My wife and I hosted a marriage summit in which we interviewed 20 different couples who are living out the 7 Rings through lasting and fulfilling marriages. In addition to interviewing the other couples and learning from their marriages, we decided to jump in the interview seat ourselves. We asked one of the husbands to ask us several questions about our marriage.

One of his first questions was, “Stephana, does Jackie practice what he preaches?” Wow, what a way to come out of the gates! And what a friend (I gave him a list of questions and that wasn’t on the list). Well, my wife didn’t hesitate to answer.

She responded by saying, “Jackie is fallible…” And she went on to say, “We are both fallible.” So true and another one of the reasons why I love my wife.

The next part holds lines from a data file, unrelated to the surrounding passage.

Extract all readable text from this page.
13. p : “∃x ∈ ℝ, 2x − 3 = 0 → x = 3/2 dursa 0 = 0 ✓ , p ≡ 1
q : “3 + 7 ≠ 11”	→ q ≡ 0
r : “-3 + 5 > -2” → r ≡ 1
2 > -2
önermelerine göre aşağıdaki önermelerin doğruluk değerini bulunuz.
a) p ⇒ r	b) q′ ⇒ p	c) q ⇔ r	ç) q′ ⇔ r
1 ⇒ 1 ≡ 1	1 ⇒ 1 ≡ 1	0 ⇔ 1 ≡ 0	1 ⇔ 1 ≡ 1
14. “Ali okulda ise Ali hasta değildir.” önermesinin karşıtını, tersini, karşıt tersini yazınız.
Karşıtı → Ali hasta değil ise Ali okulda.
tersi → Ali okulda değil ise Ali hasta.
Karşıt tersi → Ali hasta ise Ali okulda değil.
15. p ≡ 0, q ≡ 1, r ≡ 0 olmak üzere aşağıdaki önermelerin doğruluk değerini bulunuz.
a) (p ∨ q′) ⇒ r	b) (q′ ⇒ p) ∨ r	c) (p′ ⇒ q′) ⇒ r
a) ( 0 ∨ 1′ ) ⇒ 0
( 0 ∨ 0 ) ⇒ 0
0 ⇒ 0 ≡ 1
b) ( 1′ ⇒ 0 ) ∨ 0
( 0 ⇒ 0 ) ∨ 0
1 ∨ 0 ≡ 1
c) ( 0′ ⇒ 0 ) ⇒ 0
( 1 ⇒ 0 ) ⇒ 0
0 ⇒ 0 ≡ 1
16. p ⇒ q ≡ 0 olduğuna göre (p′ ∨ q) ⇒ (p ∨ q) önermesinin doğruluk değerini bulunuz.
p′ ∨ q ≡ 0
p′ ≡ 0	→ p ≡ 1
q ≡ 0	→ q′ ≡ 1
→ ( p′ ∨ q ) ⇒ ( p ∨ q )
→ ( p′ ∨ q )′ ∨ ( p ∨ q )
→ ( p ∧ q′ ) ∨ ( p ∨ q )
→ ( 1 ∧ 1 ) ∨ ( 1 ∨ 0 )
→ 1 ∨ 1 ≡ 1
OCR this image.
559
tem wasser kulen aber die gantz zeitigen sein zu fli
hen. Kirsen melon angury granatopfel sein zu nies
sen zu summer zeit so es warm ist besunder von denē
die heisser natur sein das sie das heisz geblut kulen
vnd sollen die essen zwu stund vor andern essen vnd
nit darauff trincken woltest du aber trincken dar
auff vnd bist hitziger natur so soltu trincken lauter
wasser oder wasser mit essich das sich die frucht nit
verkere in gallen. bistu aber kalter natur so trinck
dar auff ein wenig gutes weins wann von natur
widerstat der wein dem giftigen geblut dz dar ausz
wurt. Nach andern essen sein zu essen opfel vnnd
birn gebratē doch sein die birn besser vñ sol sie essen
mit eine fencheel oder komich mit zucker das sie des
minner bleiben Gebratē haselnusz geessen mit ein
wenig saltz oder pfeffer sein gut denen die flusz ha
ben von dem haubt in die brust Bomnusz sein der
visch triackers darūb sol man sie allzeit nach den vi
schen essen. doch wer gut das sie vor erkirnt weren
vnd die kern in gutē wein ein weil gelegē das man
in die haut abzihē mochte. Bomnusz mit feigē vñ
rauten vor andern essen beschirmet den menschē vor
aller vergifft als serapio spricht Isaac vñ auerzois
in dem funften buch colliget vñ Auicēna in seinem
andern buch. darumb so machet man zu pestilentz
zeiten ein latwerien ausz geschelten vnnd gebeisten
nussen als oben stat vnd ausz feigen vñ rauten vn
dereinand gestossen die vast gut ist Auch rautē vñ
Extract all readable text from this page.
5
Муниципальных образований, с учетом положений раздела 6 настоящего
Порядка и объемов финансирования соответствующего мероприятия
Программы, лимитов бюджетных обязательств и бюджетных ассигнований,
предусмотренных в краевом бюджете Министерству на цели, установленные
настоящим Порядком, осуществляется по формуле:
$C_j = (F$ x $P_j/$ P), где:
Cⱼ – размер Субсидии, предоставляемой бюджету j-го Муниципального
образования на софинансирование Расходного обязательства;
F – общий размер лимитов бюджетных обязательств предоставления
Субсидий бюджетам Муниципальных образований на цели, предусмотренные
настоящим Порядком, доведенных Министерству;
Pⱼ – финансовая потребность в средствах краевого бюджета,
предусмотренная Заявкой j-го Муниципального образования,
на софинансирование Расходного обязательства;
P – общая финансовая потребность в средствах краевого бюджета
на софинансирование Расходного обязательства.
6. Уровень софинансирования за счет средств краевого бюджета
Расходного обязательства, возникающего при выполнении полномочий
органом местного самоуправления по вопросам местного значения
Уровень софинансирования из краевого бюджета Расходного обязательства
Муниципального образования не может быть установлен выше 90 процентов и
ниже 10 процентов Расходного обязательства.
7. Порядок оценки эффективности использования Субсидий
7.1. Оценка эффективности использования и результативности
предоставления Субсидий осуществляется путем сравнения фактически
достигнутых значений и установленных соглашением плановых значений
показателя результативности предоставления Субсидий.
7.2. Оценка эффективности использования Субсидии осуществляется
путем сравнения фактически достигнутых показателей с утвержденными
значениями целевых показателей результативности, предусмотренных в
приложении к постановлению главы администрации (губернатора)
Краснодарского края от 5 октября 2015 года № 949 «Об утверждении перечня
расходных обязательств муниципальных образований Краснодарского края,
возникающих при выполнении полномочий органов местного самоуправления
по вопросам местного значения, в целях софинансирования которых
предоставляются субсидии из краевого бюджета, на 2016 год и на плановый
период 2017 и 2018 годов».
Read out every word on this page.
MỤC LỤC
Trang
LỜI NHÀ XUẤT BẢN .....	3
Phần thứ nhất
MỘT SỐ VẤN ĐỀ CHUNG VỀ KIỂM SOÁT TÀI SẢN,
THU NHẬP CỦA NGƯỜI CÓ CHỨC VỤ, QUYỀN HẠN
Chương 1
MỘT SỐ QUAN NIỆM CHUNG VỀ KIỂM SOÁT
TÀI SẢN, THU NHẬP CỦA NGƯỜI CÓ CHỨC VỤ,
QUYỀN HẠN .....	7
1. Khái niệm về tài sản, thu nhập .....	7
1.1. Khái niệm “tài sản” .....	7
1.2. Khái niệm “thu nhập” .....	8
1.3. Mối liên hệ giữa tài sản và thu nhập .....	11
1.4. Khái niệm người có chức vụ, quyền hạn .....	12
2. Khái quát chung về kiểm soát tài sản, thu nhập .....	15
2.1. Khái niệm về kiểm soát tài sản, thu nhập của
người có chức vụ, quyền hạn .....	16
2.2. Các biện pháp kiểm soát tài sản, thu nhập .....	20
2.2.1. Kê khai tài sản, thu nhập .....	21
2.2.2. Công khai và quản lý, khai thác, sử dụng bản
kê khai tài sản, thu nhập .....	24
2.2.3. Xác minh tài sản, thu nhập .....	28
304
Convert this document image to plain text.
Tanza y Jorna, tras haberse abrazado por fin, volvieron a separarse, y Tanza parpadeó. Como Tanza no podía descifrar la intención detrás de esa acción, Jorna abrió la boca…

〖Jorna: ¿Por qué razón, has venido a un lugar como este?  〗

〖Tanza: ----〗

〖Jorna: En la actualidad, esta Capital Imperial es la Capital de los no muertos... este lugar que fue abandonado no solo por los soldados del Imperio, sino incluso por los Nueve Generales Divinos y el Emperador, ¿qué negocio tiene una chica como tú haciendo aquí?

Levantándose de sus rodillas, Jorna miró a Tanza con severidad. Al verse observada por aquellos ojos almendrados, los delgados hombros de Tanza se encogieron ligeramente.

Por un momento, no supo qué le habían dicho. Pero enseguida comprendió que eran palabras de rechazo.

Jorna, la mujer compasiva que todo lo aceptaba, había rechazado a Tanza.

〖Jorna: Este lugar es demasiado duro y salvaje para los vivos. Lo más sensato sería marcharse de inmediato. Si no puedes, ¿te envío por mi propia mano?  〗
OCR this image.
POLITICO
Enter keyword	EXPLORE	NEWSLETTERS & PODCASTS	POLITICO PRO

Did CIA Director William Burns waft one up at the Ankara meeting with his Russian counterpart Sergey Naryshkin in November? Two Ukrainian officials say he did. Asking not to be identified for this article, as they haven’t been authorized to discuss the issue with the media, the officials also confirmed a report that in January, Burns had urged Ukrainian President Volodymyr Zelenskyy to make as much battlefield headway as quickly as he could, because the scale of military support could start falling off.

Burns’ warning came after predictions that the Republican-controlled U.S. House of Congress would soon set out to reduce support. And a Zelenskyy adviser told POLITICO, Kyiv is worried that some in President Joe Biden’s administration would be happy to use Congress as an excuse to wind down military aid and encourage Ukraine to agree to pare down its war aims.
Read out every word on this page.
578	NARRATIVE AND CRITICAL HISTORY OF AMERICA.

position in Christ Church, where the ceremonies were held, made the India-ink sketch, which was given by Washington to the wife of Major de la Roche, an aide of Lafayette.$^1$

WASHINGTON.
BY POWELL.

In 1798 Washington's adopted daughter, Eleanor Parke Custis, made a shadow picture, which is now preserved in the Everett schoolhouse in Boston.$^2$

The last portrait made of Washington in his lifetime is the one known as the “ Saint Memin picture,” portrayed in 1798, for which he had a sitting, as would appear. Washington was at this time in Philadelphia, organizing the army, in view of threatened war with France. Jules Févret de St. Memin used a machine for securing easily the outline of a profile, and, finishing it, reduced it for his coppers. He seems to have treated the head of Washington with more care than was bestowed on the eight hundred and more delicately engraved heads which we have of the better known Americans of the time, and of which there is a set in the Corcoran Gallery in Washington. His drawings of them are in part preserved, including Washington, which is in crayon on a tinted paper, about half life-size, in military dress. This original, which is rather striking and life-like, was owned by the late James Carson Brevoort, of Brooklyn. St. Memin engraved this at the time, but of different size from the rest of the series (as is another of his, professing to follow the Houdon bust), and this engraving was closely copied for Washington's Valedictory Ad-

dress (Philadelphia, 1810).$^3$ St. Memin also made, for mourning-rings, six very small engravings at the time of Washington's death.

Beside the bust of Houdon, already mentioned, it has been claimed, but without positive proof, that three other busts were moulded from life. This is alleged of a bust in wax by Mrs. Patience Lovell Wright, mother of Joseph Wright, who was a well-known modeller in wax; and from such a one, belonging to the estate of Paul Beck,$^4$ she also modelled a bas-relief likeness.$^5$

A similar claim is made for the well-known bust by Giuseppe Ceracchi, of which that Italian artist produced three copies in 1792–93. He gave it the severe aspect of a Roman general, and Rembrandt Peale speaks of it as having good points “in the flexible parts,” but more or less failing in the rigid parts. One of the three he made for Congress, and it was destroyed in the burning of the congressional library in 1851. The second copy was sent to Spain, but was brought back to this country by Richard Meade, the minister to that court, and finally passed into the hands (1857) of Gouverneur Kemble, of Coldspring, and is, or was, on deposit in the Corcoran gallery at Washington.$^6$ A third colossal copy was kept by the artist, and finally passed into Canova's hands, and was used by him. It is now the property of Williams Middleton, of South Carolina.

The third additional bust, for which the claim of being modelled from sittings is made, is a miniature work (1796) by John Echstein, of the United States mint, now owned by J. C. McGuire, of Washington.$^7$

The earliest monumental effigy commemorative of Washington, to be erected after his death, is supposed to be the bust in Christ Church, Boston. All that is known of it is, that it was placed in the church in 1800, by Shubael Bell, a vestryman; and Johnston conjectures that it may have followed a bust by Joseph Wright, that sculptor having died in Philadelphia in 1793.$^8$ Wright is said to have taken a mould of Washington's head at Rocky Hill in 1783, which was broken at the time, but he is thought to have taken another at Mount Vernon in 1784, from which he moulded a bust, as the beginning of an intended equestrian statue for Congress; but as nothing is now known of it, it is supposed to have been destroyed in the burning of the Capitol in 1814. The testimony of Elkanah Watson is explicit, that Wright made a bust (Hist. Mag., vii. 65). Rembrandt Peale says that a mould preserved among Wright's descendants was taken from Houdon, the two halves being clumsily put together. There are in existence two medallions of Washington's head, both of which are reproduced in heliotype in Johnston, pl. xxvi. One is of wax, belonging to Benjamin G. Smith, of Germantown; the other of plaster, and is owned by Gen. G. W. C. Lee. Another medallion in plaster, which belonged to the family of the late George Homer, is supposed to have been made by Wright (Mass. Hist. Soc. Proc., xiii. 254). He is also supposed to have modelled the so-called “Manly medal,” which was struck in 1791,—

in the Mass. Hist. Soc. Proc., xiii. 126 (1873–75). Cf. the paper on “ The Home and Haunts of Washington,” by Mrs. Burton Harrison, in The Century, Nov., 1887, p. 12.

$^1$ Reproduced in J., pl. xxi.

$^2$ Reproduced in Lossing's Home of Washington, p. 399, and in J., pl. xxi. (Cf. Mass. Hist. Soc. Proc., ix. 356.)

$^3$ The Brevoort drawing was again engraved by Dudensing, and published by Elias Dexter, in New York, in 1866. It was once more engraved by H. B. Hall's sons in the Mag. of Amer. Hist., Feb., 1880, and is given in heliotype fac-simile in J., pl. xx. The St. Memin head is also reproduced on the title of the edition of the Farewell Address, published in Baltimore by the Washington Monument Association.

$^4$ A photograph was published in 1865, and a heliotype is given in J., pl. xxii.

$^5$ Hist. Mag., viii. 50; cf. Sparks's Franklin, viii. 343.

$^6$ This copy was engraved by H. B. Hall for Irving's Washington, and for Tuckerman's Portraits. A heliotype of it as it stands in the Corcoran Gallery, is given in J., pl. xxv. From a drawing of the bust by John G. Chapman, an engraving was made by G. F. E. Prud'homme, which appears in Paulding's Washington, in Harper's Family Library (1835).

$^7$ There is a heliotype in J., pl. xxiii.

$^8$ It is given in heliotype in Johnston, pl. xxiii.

The same is true about you and your spouse. We all sin, we all make mistakes, we all are fallible. It’s because of this that forgiveness is paramount in a marriage. Without forgiveness there can’t be healing when we go through the challenges that are caused by our own sin. Without forgiveness there is no restoration. Without restoration our marriages are stuck and dying right before our eyes.

Your spouse is going to mess up from time to time. Some, like me, will mess up more often than not. Yet, just like God did with us, we must show the same grace to our spouses.

Spend time in prayer confessing your sins before God and to each other. Ask for His help to turn from them. Ask Him to help you put your hope in Him, not in your spouse (Hebrews 10:23-24).